M. says that since the start of the war, things have actually been quiet in Nablus. “For three weeks now, there has only been a curfew at night. Every day, you see a tank passing through the city, but we’re used to that and there’s no trouble. This week, we’re marking a full year of closure. There was a period when we had 160 days in a row of curfew. The last time I left Nablus was for that meeting in Neve Shalom, and the next time I leave will also be for a meeting with Jews. I haven’t seen my fiance in a year. She lives in Jerusalem and we chat with each other a lot on the Internet. I tried for a long time to find a way to meet her, but I finally gave up.
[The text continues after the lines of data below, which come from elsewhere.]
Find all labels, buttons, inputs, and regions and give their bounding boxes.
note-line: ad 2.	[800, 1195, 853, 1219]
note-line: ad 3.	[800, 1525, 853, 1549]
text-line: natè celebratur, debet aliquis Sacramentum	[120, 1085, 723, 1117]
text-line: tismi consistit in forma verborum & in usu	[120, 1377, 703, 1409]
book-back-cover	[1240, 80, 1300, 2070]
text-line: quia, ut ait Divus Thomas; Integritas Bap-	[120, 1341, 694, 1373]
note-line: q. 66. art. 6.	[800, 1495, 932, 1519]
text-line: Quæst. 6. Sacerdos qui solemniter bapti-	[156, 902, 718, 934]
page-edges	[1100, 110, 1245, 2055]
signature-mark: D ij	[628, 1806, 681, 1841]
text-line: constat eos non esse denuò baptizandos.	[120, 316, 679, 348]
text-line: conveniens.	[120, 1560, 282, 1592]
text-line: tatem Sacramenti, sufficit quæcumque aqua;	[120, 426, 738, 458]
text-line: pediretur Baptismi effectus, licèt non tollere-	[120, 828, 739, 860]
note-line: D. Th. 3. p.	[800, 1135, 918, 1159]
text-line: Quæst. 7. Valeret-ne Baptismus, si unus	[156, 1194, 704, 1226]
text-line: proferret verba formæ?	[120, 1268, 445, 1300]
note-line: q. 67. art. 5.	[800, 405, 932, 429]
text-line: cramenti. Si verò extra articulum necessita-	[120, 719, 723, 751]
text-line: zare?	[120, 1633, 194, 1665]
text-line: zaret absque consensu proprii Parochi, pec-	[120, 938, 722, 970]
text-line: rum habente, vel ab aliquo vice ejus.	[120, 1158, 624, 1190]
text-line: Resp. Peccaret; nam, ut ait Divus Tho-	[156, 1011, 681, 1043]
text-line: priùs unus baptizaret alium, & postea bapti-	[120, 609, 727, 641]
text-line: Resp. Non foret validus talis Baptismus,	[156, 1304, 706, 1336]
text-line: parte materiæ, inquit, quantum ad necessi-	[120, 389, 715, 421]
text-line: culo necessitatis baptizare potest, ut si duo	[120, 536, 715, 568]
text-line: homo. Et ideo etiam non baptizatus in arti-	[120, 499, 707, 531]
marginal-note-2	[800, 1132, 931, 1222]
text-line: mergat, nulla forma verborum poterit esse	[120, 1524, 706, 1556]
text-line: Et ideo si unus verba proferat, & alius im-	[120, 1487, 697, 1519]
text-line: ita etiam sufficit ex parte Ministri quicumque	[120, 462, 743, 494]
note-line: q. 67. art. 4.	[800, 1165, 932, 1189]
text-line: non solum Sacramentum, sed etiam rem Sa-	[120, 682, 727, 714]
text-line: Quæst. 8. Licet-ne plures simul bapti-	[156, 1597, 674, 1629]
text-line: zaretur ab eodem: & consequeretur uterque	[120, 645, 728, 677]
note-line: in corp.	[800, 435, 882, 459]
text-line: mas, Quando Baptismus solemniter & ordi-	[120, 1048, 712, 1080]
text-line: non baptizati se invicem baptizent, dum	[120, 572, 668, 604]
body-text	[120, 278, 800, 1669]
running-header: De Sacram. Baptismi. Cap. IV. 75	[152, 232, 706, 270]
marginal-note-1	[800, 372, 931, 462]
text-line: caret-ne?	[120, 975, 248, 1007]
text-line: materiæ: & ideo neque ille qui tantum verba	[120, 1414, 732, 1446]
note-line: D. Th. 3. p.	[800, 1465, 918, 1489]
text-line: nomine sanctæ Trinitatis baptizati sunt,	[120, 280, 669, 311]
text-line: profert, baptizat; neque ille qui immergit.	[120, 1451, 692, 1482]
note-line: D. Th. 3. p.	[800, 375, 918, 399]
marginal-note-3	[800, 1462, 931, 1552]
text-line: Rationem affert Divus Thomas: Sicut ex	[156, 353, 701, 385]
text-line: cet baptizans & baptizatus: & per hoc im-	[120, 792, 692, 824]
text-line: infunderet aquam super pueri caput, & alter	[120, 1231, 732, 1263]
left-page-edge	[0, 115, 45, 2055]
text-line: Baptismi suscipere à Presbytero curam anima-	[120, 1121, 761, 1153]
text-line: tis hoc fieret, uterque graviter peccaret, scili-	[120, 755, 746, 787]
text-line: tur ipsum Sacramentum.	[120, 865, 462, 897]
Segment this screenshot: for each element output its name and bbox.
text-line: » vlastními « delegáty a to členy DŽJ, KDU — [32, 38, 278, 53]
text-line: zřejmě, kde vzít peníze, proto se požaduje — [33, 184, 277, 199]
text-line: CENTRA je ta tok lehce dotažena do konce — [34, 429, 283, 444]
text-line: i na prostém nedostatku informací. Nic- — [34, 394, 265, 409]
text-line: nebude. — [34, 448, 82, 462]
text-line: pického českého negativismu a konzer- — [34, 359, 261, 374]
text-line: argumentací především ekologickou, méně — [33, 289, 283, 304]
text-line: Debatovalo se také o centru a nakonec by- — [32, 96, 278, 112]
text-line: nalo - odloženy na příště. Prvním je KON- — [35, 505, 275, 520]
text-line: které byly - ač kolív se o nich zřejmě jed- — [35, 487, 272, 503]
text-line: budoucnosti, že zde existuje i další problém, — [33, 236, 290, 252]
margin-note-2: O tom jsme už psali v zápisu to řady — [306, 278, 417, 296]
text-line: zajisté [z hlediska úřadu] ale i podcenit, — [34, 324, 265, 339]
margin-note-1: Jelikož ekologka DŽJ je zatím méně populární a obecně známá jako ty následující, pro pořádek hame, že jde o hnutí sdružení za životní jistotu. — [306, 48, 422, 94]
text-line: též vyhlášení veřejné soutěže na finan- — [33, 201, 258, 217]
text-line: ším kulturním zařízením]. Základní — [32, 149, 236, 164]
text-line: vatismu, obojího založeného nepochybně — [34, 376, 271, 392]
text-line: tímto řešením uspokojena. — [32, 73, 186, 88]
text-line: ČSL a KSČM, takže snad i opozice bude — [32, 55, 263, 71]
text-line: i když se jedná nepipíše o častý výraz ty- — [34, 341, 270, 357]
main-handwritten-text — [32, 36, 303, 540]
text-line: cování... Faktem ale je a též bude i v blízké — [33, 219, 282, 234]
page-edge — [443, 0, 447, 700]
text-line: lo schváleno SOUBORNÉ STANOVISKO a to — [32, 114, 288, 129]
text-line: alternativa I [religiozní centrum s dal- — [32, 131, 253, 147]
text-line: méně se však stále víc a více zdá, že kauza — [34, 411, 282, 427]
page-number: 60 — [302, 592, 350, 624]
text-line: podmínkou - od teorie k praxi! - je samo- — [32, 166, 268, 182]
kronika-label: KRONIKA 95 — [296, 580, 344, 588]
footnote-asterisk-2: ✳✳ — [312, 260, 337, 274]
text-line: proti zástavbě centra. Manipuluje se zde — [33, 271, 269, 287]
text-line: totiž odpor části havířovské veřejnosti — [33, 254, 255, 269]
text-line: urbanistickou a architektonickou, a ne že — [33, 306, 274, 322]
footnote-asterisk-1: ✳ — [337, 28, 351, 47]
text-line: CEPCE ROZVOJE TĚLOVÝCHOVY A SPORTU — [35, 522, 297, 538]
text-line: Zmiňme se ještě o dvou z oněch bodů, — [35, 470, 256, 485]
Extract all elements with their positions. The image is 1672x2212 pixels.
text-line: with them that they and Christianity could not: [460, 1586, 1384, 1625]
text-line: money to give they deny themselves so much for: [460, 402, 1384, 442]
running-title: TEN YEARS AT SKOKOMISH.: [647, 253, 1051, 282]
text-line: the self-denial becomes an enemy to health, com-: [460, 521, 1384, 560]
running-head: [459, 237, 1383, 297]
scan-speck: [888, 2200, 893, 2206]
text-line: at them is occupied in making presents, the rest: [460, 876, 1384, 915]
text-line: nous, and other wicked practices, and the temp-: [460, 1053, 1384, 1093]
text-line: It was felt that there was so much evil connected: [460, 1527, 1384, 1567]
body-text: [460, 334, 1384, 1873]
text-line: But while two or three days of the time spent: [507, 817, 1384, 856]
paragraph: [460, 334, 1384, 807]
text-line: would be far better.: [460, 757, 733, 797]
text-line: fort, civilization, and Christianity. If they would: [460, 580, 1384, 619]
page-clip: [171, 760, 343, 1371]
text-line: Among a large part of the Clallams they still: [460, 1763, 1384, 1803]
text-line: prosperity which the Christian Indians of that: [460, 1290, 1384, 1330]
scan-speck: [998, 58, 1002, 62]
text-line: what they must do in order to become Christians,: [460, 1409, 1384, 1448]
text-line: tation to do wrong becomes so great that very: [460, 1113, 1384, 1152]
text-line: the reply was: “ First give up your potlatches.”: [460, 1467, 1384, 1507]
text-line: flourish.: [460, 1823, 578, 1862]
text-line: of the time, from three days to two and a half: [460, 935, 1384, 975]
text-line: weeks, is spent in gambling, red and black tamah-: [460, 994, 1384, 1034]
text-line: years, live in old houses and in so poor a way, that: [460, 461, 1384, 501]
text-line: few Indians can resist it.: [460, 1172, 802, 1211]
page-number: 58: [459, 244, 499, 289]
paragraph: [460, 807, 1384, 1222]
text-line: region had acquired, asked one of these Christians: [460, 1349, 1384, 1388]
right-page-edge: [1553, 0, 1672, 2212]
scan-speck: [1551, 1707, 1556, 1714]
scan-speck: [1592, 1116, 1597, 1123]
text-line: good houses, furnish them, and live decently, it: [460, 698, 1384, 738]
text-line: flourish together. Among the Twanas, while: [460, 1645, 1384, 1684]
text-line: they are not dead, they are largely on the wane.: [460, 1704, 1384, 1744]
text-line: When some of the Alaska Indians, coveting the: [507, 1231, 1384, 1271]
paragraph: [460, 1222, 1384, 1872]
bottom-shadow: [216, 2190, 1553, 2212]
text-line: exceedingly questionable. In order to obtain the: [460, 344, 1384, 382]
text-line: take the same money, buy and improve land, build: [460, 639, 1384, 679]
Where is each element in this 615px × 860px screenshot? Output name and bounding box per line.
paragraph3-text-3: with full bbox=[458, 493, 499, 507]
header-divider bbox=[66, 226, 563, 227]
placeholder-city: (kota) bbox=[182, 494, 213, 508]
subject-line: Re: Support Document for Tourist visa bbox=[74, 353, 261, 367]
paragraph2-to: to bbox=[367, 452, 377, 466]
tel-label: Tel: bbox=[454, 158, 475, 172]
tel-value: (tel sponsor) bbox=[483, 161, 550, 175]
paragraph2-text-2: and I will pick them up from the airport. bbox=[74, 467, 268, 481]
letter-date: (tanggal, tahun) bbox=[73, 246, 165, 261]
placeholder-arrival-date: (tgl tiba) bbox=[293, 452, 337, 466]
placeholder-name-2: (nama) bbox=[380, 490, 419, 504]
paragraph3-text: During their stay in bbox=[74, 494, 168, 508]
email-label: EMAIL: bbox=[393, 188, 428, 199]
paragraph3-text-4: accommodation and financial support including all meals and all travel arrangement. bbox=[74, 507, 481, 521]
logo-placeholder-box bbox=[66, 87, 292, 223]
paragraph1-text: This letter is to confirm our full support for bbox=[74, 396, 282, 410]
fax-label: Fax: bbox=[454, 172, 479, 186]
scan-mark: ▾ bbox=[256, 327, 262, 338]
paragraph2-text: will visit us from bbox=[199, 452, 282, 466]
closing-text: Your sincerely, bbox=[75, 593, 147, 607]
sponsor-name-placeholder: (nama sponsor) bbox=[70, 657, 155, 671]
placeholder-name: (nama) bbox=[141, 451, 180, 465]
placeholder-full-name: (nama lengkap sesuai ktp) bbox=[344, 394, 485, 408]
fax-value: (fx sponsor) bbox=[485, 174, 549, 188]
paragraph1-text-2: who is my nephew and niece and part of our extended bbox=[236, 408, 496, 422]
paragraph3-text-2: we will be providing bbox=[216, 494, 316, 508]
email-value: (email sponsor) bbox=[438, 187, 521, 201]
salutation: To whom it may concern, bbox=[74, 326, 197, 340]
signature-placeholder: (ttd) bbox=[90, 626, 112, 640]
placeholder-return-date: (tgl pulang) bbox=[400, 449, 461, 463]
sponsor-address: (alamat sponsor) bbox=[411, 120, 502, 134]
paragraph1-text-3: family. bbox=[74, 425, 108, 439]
And now I’m just praying that the situation will improve so that I’ll be able to see her again.”

M. asks Alison, who came from London to spend three weeks in Nablus, how she feels now that Rachel Corrie has been killed. “I knew there were risks before I came and before the bulldozer ran her over,” she answers. “I asked myself what the chances are that I will die and how I feel about that. Rachel died for the sake of another people, not for the sake of her own people, and therefore I feel as if she died for the sake of justice.”

Alison, a devout Catholic, says she didn’t used to be a political activist. “It’s funny, but it was actually the Israelis that made me want to try to help the Palestinians. I was in Israel for work and the Israelis I was working with started explaining to me that `the Arabs are like animals.’ This racism made me start asking questions about the conflict, which I didn’t know anything about before then. The questions led me to feel the urgent need to act.”

Are you a Jew?

Before darkness falls, I am asked by the ISM consensus to leave town. A friend of M.’s calls to say that the rumor that there is an Israeli in the city is spreading and that I ought to leave as soon as possible. At the Hawara checkpoint, I again go to the front of a line of about 200 Palestinians who are trying to leave the city before the night curfew goes into effect. From Nablus, I travel to the small village of Yanoun, which was briefly in the media spotlight about five months ago when eight families left their homes due to harassment and threats by settlers.

The trip from Nablus to Yanoun takes about 15 minutes in normal times, but in the territories, normal times are a bygone concept. The road is blocked and the trip by indirect routes takes two and a half hours in a Palestinian taxi. Here, too, there is no refuge from checkpoints. Four Border Police soldiers, who have built a makeshift checkpoint on a side road, stop the taxi. One of the soldiers aims his rifle at my head. The taxi driver explains to him that I’m an “international.” I’m compelled to admit that I’m actually an Israeli.

The soldier, a Druze, keeps his gun pointed at my head. “Are you a Jew?” he shouts at me. Even my blue identity card could not spare me the humiliation of having all the contents of my bag spilled on the back seat of the taxi. Afterward, the driver, Sa’id, scolds me for having lied to him about my name and nationality, and for having forced him to speak English the whole time when he can speak a much more fluent Hebrew. He worked in Israel for many years and is ready to give up the dream of a Palestinian state if things could return to how they were before the intifada.

By the way, Neta Golan had her baby. Her daughter is named Nawal, a word that means “a deeply-held wish come true.”